The point of all this explanation is that some scant visual record exists of the missing episodes 1, 2 and 4-6. Did they help? Sometimes. Sadly, I came to realize that Enemy Of The World is an overlong, overcomplicated faux epic that attempts to push the Time Lord and friends into James Bond territory – unsuccessfully. Enemy wouldn’t be memorable at all if not for the aforementioned dual performance by Mr. Troughton and the notoriety of being AWOL from the archives. To make matters worse, a fairly major (and completely bizarre) plot strand about Salamander subjugating a whole other population that he keeps underground pops up out of nowhere halfway through the story, feeling like nothing so much as a late-in-the-day attempt to pad the story out to six parts. Several characters switch sides, and these various betrayals come across as the same thing – something to fill six 25-minute scripts. Enemy could have been told in a much more economical four episode format.

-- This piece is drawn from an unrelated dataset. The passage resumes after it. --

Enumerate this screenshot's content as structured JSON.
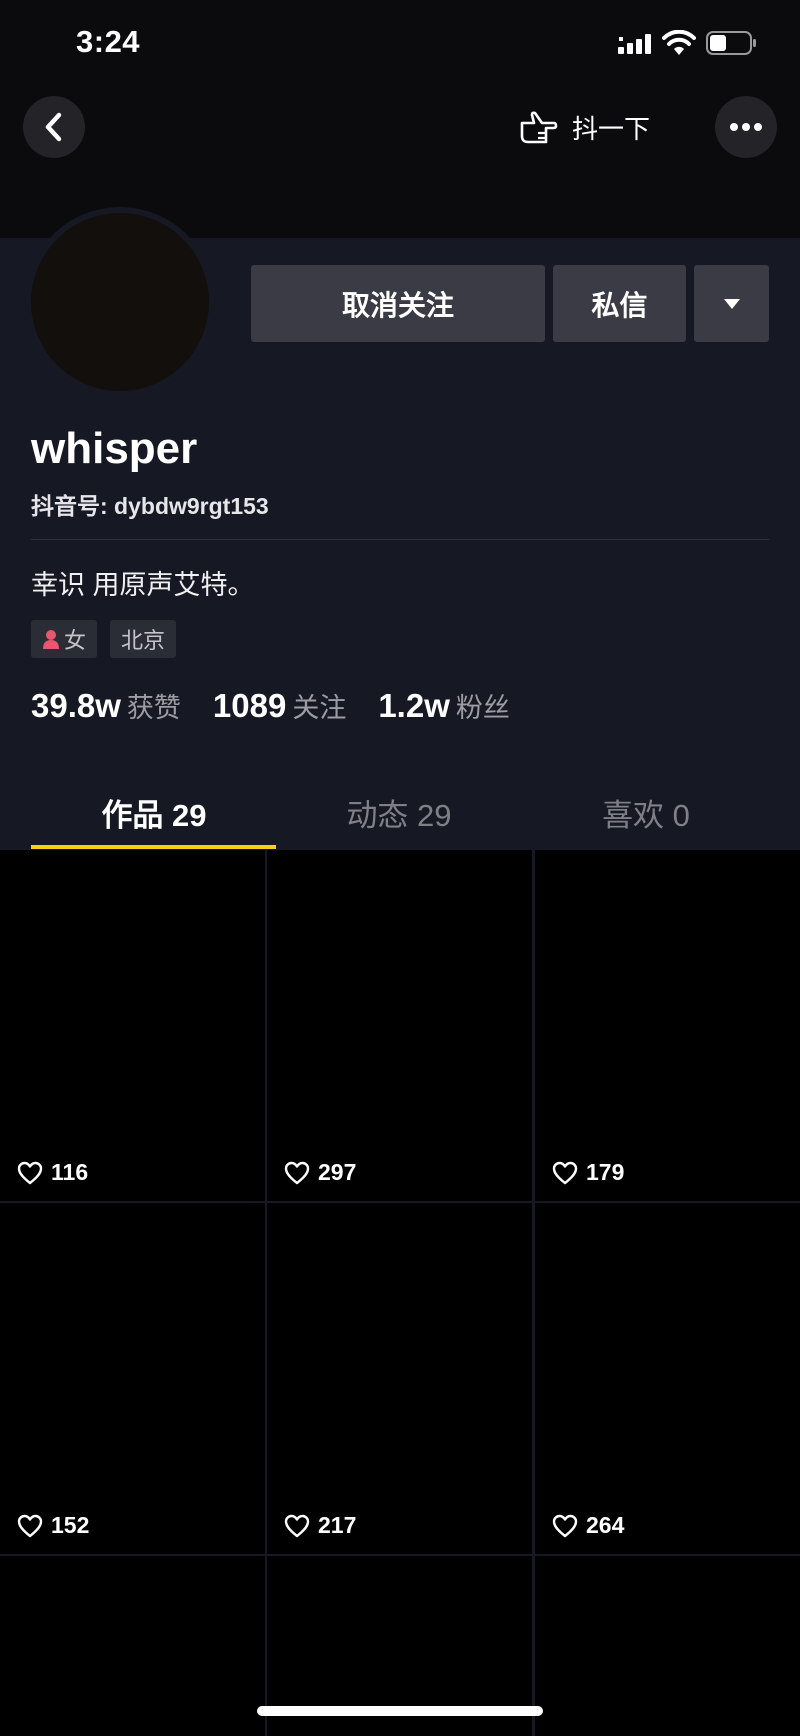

Troughton’s performance as Salamander is quite interesting, though, and almost manages to keep the whole thing afloat. It’s about 50% “outrageous accent-a!” (as Monty Python would’ve put it) and 50% just being everything terrible that the Doctor isn’t. Troughton was, first and foremost, a character actor, and there are numerous shades of subtlety within his performance. In part six, when Salamander tries to turn the table and infiltrate the TARDIS, it’s actually more than a little bit chilling.
Enemy is also notable for being the first Doctor Who stint for a director named Barry Letts. He would become the show’s producer mere seasons later, and would institute major changes to the show during the Jon Pertwee era.

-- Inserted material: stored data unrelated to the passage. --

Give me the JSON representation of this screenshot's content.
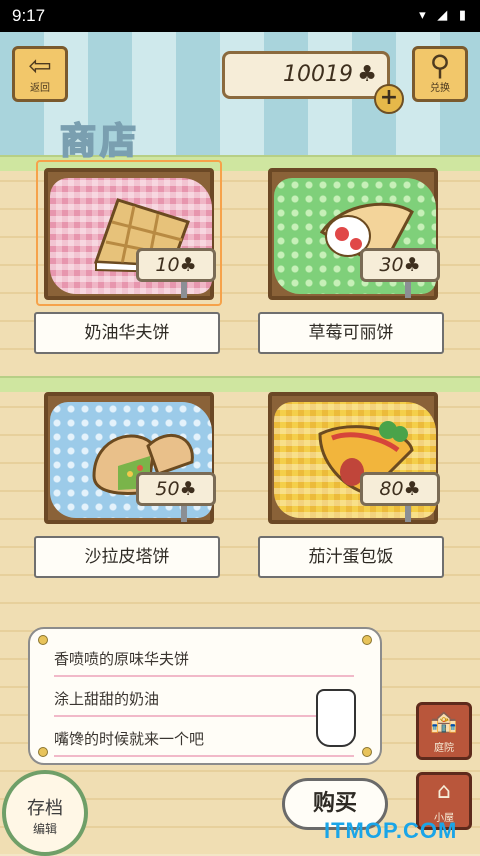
{
  "status_bar": {
    "time": "9:17",
    "icons": "▾ ◢ ▮"
  },
  "header": {
    "back_label": "返回",
    "back_glyph": "⇦",
    "currency_value": "10019",
    "currency_icon": "♣",
    "plus_label": "+",
    "exchange_label": "兑换",
    "exchange_glyph": "⚲",
    "title": "商店"
  },
  "items": [
    {
      "name": "奶油华夫饼",
      "price": "10♣",
      "cloth": "pink",
      "selected": true
    },
    {
      "name": "草莓可丽饼",
      "price": "30♣",
      "cloth": "green",
      "selected": false
    },
    {
      "name": "沙拉皮塔饼",
      "price": "50♣",
      "cloth": "blue",
      "selected": false
    },
    {
      "name": "茄汁蛋包饭",
      "price": "80♣",
      "cloth": "yellow",
      "selected": false
    }
  ],
  "description": {
    "lines": [
      "香喷喷的原味华夫饼",
      "涂上甜甜的奶油",
      "嘴馋的时候就来一个吧"
    ]
  },
  "side_buttons": {
    "yard_label": "庭院",
    "yard_glyph": "🏤",
    "house_label": "小屋",
    "house_glyph": "⌂"
  },
  "actions": {
    "buy_label": "购买",
    "save_label": "存档",
    "save_sub": "编辑"
  },
  "watermark": "ITMOP.COM",
  "colors": {
    "wall_stripe": "#a9d4dc",
    "wood": "#f0deb3",
    "accent_orange": "#f6a24a"
  }
}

Early on in the development of the new (2005-present) series, Russell T. Davies said that under his aegis, we would not see human beings firing a gun at other human beings in Doctor Who – i.e. the series wouldn’t try to concern itself with plain old human evil. He then proceeded to leapfrog over that rule at the end of the third season – go figure. But that though occurs that Enemy is the point at which that corner was turned in the original series. There is no malevolent alien intelligence forcing people to act strangely (a defense that Davies could at least claim by pointing out that the Master had the world’s population in his thrall). No one is possessed. Salamander’s brutish, cruel henchmen aren’t hypnotized or under any form of mind control – they’re just simple thugs.

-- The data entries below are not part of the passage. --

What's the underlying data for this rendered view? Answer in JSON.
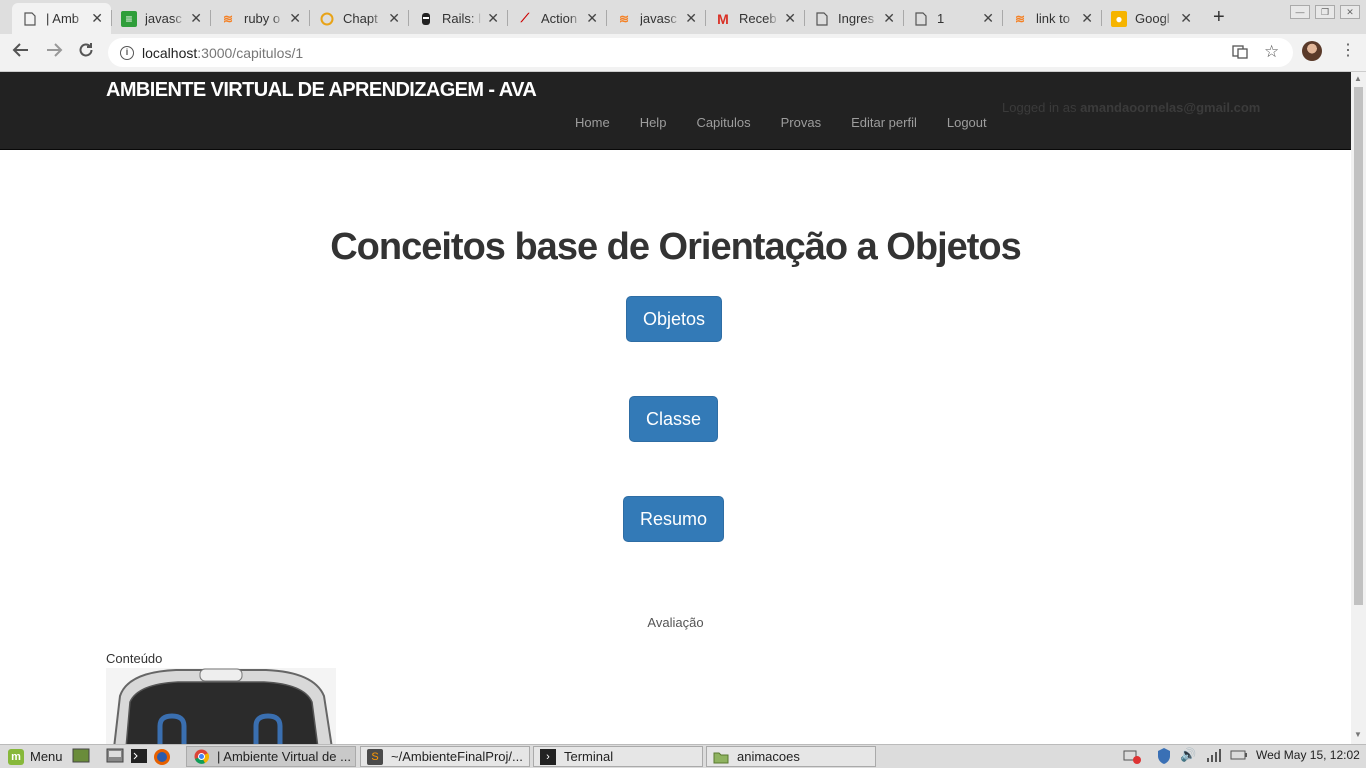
{
  "browser": {
    "tabs": [
      {
        "title": "| Amb",
        "icon": "page-icon"
      },
      {
        "title": "javasc",
        "icon": "stackexchange-icon"
      },
      {
        "title": "ruby o",
        "icon": "stackoverflow-icon"
      },
      {
        "title": "Chapt",
        "icon": "circle-icon"
      },
      {
        "title": "Rails: l",
        "icon": "ninja-icon"
      },
      {
        "title": "Action",
        "icon": "rails-icon"
      },
      {
        "title": "javasc",
        "icon": "stackoverflow-icon"
      },
      {
        "title": "Receb",
        "icon": "gmail-icon"
      },
      {
        "title": "Ingres",
        "icon": "page-icon"
      },
      {
        "title": "1",
        "icon": "page-icon"
      },
      {
        "title": "link to",
        "icon": "stackoverflow-icon"
      },
      {
        "title": "Googl",
        "icon": "keep-icon"
      }
    ],
    "url_host": "localhost",
    "url_path": ":3000/capitulos/1"
  },
  "navbar": {
    "brand": "AMBIENTE VIRTUAL DE APRENDIZAGEM - AVA",
    "logged_prefix": "Logged in as",
    "logged_user": "amandaoornelas@gmail.com",
    "links": [
      "Home",
      "Help",
      "Capitulos",
      "Provas",
      "Editar perfil",
      "Logout"
    ]
  },
  "main": {
    "title": "Conceitos base de Orientação a Objetos",
    "buttons": [
      "Objetos",
      "Classe",
      "Resumo"
    ],
    "evaluation_label": "Avaliação",
    "content_label": "Conteúdo"
  },
  "taskbar": {
    "menu_label": "Menu",
    "windows": [
      "| Ambiente Virtual de ...",
      "~/AmbienteFinalProj/...",
      "Terminal",
      "animacoes"
    ],
    "clock": "Wed May 15, 12:02"
  },
  "colors": {
    "navbar_bg": "#222222",
    "primary_button": "#337ab7",
    "title_text": "#333333"
  }
}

I can hear an argument that Doctor Who, then and now, shouldn’t shy away from purely human, non-alien-influenced foibles, but I could just as easily make an argument that there are other shows I watch for that sort of thing, and would like Who to remain relatively escapist. I’m still not sure I can even resolve that debate with myself, let alone with anyone else. But Enemy Of The World is one example to cite here – by dragging things out to an improbable length, it makes plain old human evil seem boring.